Par Ann-Charlotte Taudière

Utiliser le sens du toucher pour rétablir la circulation de l’énergie dans le corps Le shiatsu est une technique d’origine japonaise qui utilise le toucher pour rétablir la circulation de l’énergie vitale dans les zones du corps où celle-ci se trouve en manque ou en excès. Il se pratique en exerçant une pression plus ou moins forte avec les pouces et les doigts, mais aussi avec les paumes, les poings, les coudes, les genoux et même les pieds, sur des points précis, (les tsubos), situés le long des méridiens et régissant un organe ou une fonction spécifique.
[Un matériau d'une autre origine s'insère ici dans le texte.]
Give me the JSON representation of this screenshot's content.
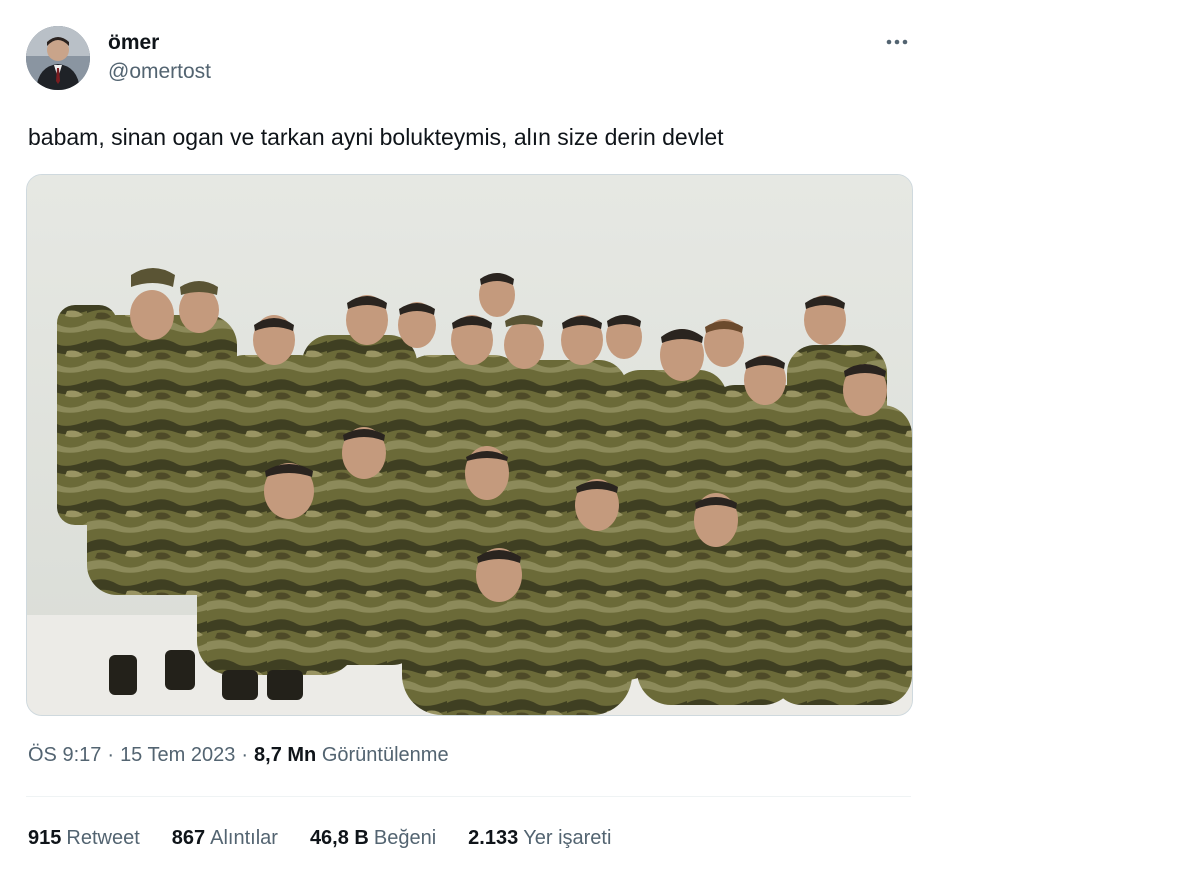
{
  "author": {
    "display_name": "ömer",
    "handle": "@omertost"
  },
  "tweet": {
    "text": "babam, sinan ogan ve tarkan ayni bolukteymis, alın size derin devlet"
  },
  "meta": {
    "time": "ÖS 9:17",
    "date": "15 Tem 2023",
    "views_count": "8,7 Mn",
    "views_label": "Görüntülenme"
  },
  "stats": [
    {
      "count": "915",
      "label": "Retweet"
    },
    {
      "count": "867",
      "label": "Alıntılar"
    },
    {
      "count": "46,8 B",
      "label": "Beğeni"
    },
    {
      "count": "2.133",
      "label": "Yer işareti"
    }
  ],
  "icons": {
    "more": "more-horizontal-icon"
  },
  "colors": {
    "primary_text": "#0f1419",
    "secondary_text": "#536471",
    "border": "#cfd9de",
    "camouflage": [
      "#5b5a2e",
      "#7a7440",
      "#3f3f22",
      "#8c8a5a"
    ]
  }
}
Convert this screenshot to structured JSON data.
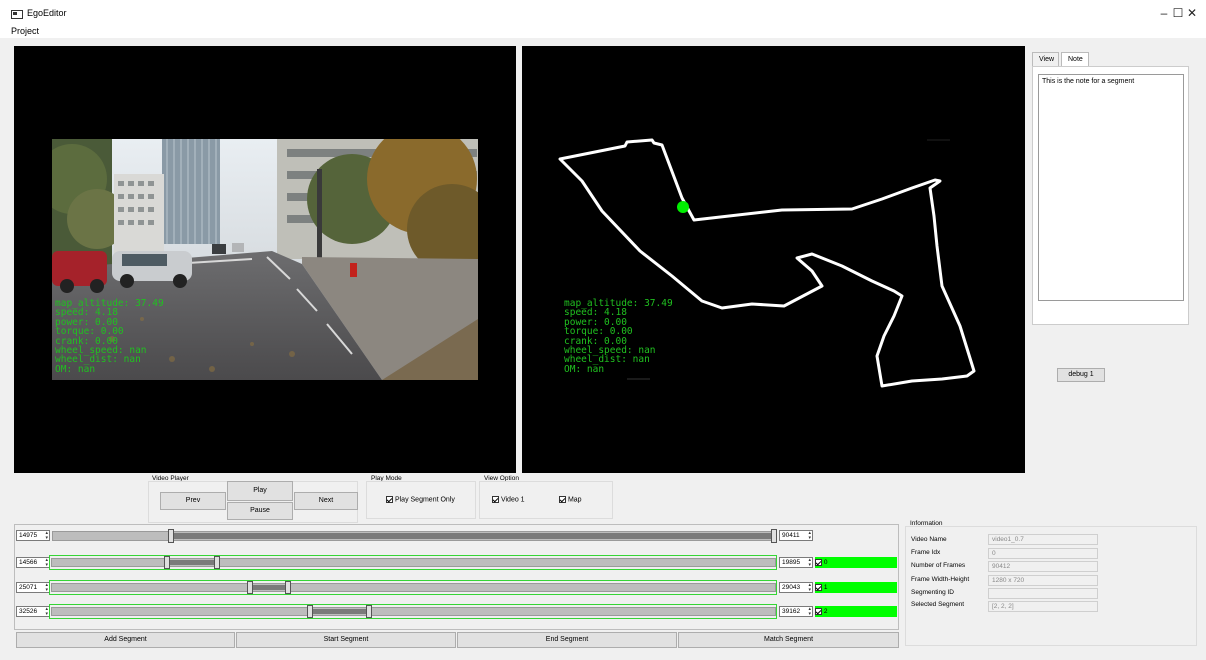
{
  "window": {
    "title": "EgoEditor",
    "minimize": "–",
    "maximize": "☐",
    "close": "✕"
  },
  "menu": {
    "project": "Project"
  },
  "video_overlay": "map_altitude: 37.49\nspeed: 4.18\npower: 0.00\ntorque: 0.00\ncrank: 0.00\nwheel_speed: nan\nwheel_dist: nan\nOM: nan",
  "map_overlay": "map_altitude: 37.49\nspeed: 4.18\npower: 0.00\ntorque: 0.00\ncrank: 0.00\nwheel_speed: nan\nwheel_dist: nan\nOM: nan",
  "side_tabs": {
    "view": "View",
    "note": "Note",
    "note_text": "This is the note for a segment"
  },
  "debug_button": "debug 1",
  "video_player": {
    "title": "Video Player",
    "prev": "Prev",
    "play": "Play",
    "pause": "Pause",
    "next": "Next"
  },
  "play_mode": {
    "title": "Play Mode",
    "segment_only": "Play Segment Only",
    "segment_only_checked": true
  },
  "view_option": {
    "title": "View Option",
    "video1": "Video 1",
    "video1_checked": true,
    "map": "Map",
    "map_checked": true
  },
  "timeline": {
    "main_start": "14975",
    "main_end": "90411",
    "segments": [
      {
        "start": "14566",
        "end": "19895",
        "id": "0",
        "checked": true
      },
      {
        "start": "25071",
        "end": "29043",
        "id": "1",
        "checked": true
      },
      {
        "start": "32526",
        "end": "39162",
        "id": "2",
        "checked": true
      }
    ]
  },
  "segment_buttons": {
    "add": "Add Segment",
    "start": "Start Segment",
    "end": "End Segment",
    "match": "Match Segment"
  },
  "information": {
    "title": "Information",
    "rows": [
      {
        "key": "Video Name",
        "value": "video1_0.7"
      },
      {
        "key": "Frame Idx",
        "value": "0"
      },
      {
        "key": "Number of Frames",
        "value": "90412"
      },
      {
        "key": "Frame Width-Height",
        "value": "1280 x 720"
      },
      {
        "key": "Segmenting ID",
        "value": ""
      },
      {
        "key": "Selected Segment",
        "value": "[2, 2, 2]"
      }
    ]
  },
  "colors": {
    "overlay_text": "#20c020",
    "map_marker": "#00ee00",
    "segment_label_bg": "#00ff00"
  }
}
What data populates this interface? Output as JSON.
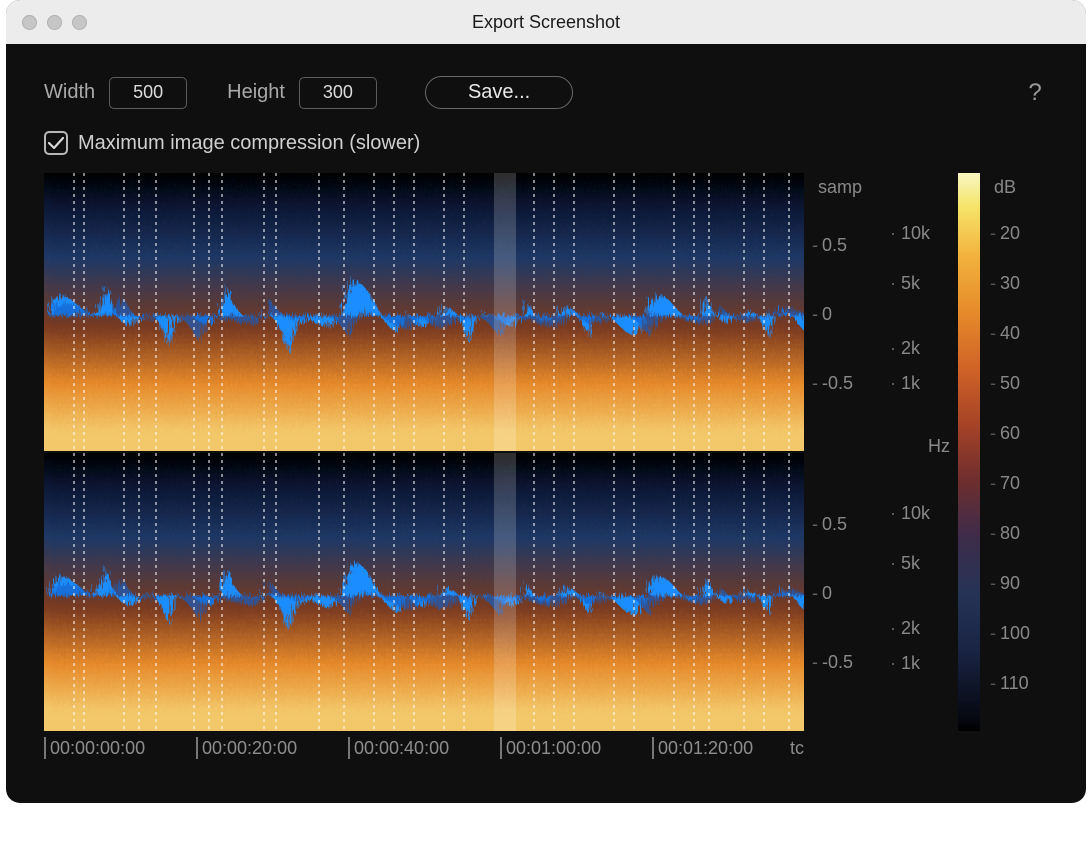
{
  "window": {
    "title": "Export Screenshot"
  },
  "controls": {
    "width_label": "Width",
    "width_value": "500",
    "height_label": "Height",
    "height_value": "300",
    "save_label": "Save...",
    "help_tooltip": "Help"
  },
  "checkbox": {
    "checked": true,
    "label": "Maximum image compression (slower)"
  },
  "samp": {
    "unit": "samp",
    "ticks": [
      "0.5",
      "0",
      "-0.5"
    ]
  },
  "freq": {
    "unit": "Hz",
    "ticks": [
      "10k",
      "5k",
      "2k",
      "1k"
    ]
  },
  "db": {
    "unit": "dB",
    "ticks": [
      "20",
      "30",
      "40",
      "50",
      "60",
      "70",
      "80",
      "90",
      "100",
      "110"
    ]
  },
  "time": {
    "unit": "tc",
    "ticks": [
      "00:00:00:00",
      "00:00:20:00",
      "00:00:40:00",
      "00:01:00:00",
      "00:01:20:00"
    ]
  }
}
En fonction du déséquilibre énergétique, le thérapeute fera appel à d’autres techniques (pétrissage, rotation des articulations, étirement ou vibration) pour éliminer les blocages, stimuler les points faibles et activer les forces naturelles d’autoguérison. Puisant dans la sagesse traditionnelle chinoise, le shiatsu enseigne à percevoir la santé de l’être humain dans sa globalité physique, psychique et mentale, selon la théorie du yin et du yang, les deux pôles de l’énergie à la fois opposés et complémentaires, reliés aux cinq éléments qui animent et préservent toute forme de vie dans l’univers. Sur le plan psychique, le shiatsu fait naître un sentiment de calme et de bien-être qui favorise la concentration.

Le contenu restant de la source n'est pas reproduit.